What I liked what how he even says labelling yourself as a Hindu or a Muslim is being violent. How? “Because you are separating yourself from the rest of mankind.” Any judgement, nationality, tradition breeds this kind of violence because it separates you from the world.
He lays out the state of humankind pretty blatantly: “We are afraid of the known and afraid of the unknown.”
In order to remedy the world, Krishnamurti, recommend knowing ourselves and becoming aware of all the stupid stuff we do in our lives.
How to do this? Simply look. Look at the processes, outer and inner, and come to the realization that they are one.
But, wait! Something I find very intriguing about Krishnamurti and Osho is that they both vehemently reject teachings and religions. In this book, Krishnamurti talks at length about why you cannot depend on ANY teacher to show you how to do this work, even the wisest old sage in the mountain you could possibly imagine. Why? Because outward authority cannot bring inward order. You need to know yourself for yourself.
Speaking of authority, he also makes a point about inward authority. Effectively, all the beliefs, dogmas, judgements, condemnations, justifications, ideas, and principles you hold will get in the way of clear seeing. To reject authority, outer and inner, will render your mind “always fresh, always innocent, full of vigor and passion.” In this clear state can we truly see.

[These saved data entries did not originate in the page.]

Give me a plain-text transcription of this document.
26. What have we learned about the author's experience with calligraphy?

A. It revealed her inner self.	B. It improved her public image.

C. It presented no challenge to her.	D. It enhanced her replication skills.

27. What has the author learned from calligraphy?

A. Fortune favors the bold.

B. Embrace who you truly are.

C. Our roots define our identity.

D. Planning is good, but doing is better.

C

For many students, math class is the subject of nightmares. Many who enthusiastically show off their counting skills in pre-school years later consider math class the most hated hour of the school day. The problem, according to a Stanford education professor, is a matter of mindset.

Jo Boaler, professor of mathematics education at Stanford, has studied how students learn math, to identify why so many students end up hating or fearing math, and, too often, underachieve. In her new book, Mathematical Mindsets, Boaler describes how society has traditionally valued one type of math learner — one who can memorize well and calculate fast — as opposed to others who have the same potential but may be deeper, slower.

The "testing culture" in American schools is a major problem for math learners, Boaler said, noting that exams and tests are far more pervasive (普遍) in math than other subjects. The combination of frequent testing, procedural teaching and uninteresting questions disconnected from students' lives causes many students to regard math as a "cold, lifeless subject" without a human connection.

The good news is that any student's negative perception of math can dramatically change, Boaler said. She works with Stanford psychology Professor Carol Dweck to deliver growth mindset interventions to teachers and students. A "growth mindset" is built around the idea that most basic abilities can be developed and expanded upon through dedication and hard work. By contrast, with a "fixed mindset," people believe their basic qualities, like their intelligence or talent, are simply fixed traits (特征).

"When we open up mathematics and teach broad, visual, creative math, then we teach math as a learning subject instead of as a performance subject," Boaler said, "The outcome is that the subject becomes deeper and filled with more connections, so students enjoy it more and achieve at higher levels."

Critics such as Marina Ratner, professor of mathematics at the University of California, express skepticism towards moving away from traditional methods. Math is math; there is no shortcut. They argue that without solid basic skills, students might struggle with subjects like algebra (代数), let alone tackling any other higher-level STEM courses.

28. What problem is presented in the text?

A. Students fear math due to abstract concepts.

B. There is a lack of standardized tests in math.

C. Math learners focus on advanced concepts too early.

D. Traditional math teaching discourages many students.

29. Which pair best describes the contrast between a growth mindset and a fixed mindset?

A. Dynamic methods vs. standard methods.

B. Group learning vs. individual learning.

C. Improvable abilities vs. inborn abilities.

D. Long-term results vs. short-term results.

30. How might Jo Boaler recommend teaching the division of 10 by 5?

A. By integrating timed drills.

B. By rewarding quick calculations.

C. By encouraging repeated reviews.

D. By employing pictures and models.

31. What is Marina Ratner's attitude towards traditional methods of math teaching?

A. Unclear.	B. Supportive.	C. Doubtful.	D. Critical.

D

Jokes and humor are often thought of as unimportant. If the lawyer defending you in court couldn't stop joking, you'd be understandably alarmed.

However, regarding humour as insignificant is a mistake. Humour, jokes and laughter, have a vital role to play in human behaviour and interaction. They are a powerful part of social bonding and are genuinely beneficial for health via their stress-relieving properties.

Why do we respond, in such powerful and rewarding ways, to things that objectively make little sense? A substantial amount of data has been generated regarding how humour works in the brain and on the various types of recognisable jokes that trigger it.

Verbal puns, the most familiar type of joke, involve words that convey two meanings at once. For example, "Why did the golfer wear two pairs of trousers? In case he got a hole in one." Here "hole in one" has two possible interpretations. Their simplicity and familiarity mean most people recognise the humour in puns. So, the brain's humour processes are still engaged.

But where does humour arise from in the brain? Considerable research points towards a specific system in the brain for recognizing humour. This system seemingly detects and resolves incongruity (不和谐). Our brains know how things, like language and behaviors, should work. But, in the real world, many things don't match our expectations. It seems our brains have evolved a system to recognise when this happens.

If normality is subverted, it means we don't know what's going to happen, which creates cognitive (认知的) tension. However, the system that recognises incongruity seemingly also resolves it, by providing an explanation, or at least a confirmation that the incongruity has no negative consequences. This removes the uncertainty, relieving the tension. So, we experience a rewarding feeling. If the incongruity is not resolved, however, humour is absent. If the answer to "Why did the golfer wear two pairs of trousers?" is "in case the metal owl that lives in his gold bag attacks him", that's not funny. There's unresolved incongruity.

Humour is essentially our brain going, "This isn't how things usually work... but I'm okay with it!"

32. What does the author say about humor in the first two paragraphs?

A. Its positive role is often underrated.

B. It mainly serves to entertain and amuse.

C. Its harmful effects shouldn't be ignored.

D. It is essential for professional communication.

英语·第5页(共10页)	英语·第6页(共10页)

The author makes a point about rebels, people that vilify tradition. In order to transcend society, we can’t reject it, because again what is it doing? Separating us from reality. So rejecting the world is not the answer, despite what many people wishing for a better world think.
I love what he has to say about this process: it’s an understanding, not an intellectual learning about this stuff. The difference is that understanding is always in the present, learned knowledge is the past. And coming from the past modifies how you see the present.
We also need a great deal of humility on this journey. We must start by accepting that we don’t know squat about ourselves.
The last point I’ll make about this book is that Krishnamurti’s point on the mind being conditioned.
The mind is a conditioned machine. It picks up ideas, beliefs, and never lets them go.
Have you noticed how robotic you are in life? Running the same patterns, most of them picked up from culture. Even the ones rejecting culture are just conditioned reactions against culture.
The point is to put less faith in the mind because the mind is of the past. What is past is past.
Awareness is now. It is looking as something in the present without any biases, beliefs, judgements, or pre-disposed emotional reactions.
Only with this tool, awareness, can we truly live from a place of wisdom, authenticity, and love.
So that’s all I’ll say about the content of this book. Just note that, like most spiritual books, it’s pretty abstract, but surprisingly practical at the same time if you let these ideas into your life. It doesn’t lay out the techniques, but just states that awareness is the only technique you need.
After all, what else do you have? 😉
Pretty good book on spirituality. Provides a good basis for the work to follow.
“To understand yourself is the beginning of wisdom.”